Villa Bologna Pottery has been going since the 1920s and Sophie, who spent her earliest years on Malta, remembers seeing many of its recognisable designs in friends’ houses as a small child. When she and Rowley moved to the Mediterranean island, however, the pottery was somewhat neglected.

Creative and admirably gung-ho, they decided to go into business with its owner, Jasper de Trafford, whose family have owned Villa Bologna since the 1890s. Since 2020, the young couple have been rejuvenating the business, employing a talented bunch of Maltese craftsmen in the process and adding some sensational new designs along the way: think stylish stripes and exotic palm trees.

Now, the couple have brought a bit of Maltese sunshine to west London, having opened a two-storey shop in Holland Park in the middle of June. Here, the brand’s distinctive hand-painted designs – from plates to piggy banks, boat-shaped lamps to beautiful glugging jugs – jostle happily with tabletop textiles from Kenya, rattan placemats from Swaziland and handblown glassware, imported from Italy. We’d like the lot.

London Art Week, 3-8 July

Art lovers ought to hurry to the capital, as from 3-8 July the city’s galleries will be hosting a sensational array of shows for London Art Week. But with so much on offer, where to start?

There are medieval marvels at Brun Fine Art, or a wonderful William Nicholson at Patrick Bourne & Co… You can spot an Augustus John at Phillip Mould, then – keeping it in the family – head to Abbott & Holder for a watercolour by his sister, Gwen.

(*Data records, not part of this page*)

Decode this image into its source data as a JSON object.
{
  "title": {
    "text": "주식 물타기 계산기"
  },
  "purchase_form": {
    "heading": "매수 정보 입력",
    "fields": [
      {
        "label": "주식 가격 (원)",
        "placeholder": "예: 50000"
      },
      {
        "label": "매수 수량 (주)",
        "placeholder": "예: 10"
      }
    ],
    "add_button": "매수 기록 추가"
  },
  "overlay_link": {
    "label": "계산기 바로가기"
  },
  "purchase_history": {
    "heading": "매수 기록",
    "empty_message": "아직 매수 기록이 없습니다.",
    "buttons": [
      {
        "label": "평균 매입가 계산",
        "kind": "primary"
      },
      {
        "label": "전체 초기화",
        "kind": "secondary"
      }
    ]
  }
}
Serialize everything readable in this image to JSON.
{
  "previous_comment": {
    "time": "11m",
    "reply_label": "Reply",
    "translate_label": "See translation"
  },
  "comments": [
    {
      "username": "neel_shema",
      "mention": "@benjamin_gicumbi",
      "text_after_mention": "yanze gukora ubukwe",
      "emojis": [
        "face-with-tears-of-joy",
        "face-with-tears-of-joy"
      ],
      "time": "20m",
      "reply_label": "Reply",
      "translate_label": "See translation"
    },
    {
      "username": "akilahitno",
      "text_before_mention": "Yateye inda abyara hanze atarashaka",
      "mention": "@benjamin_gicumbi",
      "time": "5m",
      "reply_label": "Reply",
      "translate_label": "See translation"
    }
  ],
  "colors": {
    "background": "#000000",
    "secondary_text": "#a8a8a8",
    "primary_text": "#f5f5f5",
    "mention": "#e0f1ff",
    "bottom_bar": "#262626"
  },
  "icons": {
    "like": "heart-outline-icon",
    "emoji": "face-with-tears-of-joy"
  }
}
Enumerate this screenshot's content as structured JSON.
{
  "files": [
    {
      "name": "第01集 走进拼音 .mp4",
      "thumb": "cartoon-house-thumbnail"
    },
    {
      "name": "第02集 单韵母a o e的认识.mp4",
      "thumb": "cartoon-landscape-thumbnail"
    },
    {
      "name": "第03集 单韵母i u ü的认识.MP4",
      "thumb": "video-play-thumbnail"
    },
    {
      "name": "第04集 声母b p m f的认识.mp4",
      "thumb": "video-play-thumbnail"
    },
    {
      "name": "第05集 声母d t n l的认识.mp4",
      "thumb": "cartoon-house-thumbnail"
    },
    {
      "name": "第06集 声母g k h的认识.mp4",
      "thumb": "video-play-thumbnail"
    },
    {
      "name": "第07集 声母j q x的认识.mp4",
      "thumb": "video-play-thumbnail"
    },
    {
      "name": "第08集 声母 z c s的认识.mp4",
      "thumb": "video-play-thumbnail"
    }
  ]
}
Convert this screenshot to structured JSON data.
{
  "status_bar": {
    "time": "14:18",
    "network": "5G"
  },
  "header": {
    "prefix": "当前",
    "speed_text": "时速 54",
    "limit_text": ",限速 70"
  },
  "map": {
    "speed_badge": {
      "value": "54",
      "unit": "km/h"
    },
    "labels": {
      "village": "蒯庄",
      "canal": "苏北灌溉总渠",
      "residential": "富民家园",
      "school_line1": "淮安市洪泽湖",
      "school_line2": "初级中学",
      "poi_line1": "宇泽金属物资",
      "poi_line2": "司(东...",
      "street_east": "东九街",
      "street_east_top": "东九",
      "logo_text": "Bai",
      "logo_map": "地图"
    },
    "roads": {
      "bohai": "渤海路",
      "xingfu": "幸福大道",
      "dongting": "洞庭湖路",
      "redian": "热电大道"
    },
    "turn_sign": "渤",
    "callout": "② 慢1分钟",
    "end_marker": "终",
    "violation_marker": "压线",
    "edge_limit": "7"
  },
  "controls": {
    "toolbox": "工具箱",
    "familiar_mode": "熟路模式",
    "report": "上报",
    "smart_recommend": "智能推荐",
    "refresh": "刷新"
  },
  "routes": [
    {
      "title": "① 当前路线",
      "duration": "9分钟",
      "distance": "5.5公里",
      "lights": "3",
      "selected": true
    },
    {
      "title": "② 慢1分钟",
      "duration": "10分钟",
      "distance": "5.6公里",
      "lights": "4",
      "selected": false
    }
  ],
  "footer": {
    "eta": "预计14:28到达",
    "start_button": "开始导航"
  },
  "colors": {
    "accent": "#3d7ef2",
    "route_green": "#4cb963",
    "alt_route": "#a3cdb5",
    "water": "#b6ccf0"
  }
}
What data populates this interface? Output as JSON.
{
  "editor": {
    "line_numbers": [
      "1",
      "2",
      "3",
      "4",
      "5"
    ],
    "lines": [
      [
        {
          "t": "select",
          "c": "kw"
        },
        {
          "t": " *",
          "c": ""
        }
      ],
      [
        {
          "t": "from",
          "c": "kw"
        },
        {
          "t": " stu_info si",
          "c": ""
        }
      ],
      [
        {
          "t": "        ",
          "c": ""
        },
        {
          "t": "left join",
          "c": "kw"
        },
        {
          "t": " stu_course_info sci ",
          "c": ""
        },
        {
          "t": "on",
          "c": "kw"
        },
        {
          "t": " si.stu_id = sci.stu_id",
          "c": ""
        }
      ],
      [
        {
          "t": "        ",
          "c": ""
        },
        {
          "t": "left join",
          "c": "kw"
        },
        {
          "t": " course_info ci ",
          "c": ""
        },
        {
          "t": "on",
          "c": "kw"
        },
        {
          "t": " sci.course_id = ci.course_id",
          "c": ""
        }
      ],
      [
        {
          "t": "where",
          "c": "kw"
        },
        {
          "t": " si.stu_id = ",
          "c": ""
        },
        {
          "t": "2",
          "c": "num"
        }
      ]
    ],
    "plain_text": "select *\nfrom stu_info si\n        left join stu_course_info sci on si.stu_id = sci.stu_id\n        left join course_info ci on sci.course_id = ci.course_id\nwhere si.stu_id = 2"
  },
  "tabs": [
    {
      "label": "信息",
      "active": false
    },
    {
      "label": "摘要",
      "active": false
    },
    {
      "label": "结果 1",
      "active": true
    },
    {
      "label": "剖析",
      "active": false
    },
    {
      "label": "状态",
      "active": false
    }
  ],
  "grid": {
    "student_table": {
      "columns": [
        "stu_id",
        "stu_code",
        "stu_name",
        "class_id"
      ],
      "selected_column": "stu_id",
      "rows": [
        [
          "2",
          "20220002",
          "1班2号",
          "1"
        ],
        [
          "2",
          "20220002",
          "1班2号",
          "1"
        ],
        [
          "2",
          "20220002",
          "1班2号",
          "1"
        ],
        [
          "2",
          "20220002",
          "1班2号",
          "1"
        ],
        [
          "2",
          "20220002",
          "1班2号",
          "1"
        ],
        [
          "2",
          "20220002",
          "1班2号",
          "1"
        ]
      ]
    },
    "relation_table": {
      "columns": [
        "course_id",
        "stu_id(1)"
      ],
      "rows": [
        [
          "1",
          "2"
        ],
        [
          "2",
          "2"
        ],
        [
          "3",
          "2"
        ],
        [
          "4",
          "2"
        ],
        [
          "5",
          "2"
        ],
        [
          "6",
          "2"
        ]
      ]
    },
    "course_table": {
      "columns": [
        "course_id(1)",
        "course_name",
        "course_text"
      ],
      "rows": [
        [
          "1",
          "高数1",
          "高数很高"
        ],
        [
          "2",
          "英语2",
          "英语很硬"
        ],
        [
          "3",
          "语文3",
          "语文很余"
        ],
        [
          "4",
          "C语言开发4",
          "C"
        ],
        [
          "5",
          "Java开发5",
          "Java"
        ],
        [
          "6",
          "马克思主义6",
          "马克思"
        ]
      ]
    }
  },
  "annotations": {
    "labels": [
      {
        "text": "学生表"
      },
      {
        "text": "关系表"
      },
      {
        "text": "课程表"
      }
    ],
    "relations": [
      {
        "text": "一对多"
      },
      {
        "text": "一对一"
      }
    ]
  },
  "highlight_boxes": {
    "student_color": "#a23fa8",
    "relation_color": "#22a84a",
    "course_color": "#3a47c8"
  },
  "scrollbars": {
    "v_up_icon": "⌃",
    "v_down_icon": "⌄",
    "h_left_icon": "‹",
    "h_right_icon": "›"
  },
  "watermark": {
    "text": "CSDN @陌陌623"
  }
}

We could go on, but there are more than 50 spots to wander round and wonder at – some of which LAW has singled out for a special guided tour with Almanac readers in mind, on the afternoon of 5 July. If you can’t make it, be sure to check out LAW’s online offerings – each gallery has chosen 10 works with the theme of ‘music and dance’ that are sure to be toe-tappingly good. Visit London Art Week’s website for details. For information on the Inigo tour, click here.

Shown: workshop of Pietro Bergantini (attrib.), Faenza Berettino maiolica dish with seated putto playing a lira da braccio, no date, showing at Raccanello Leprince

‘Of Silence and Slow Time’, Garden Museum, until 24 July

And now for some fine-art fare on a smaller scale: Beatrice Hasell-McCosh is a contemporary painter working in the landscape tradition, using the natural world – namely her childhood garden in Cumbria – as her springboard.

No wonder, then, that Lambeth’s lovely Garden Museum leapt at the chance to host a solo show of Beatrice’s monumental oils on canvas and works on paper – the artist’s first.

And what a debut. Largely created during the lockdowns of 2020, these paintings thrum. Huge in scale, they were made at a time when humans were retreating from one another; yet here fronds and flowers crowd and congregate – leafy, lush and alive.

‘Of Silence and Slow Time’ is on display until 24 July. Visit the Garden Museum website for details.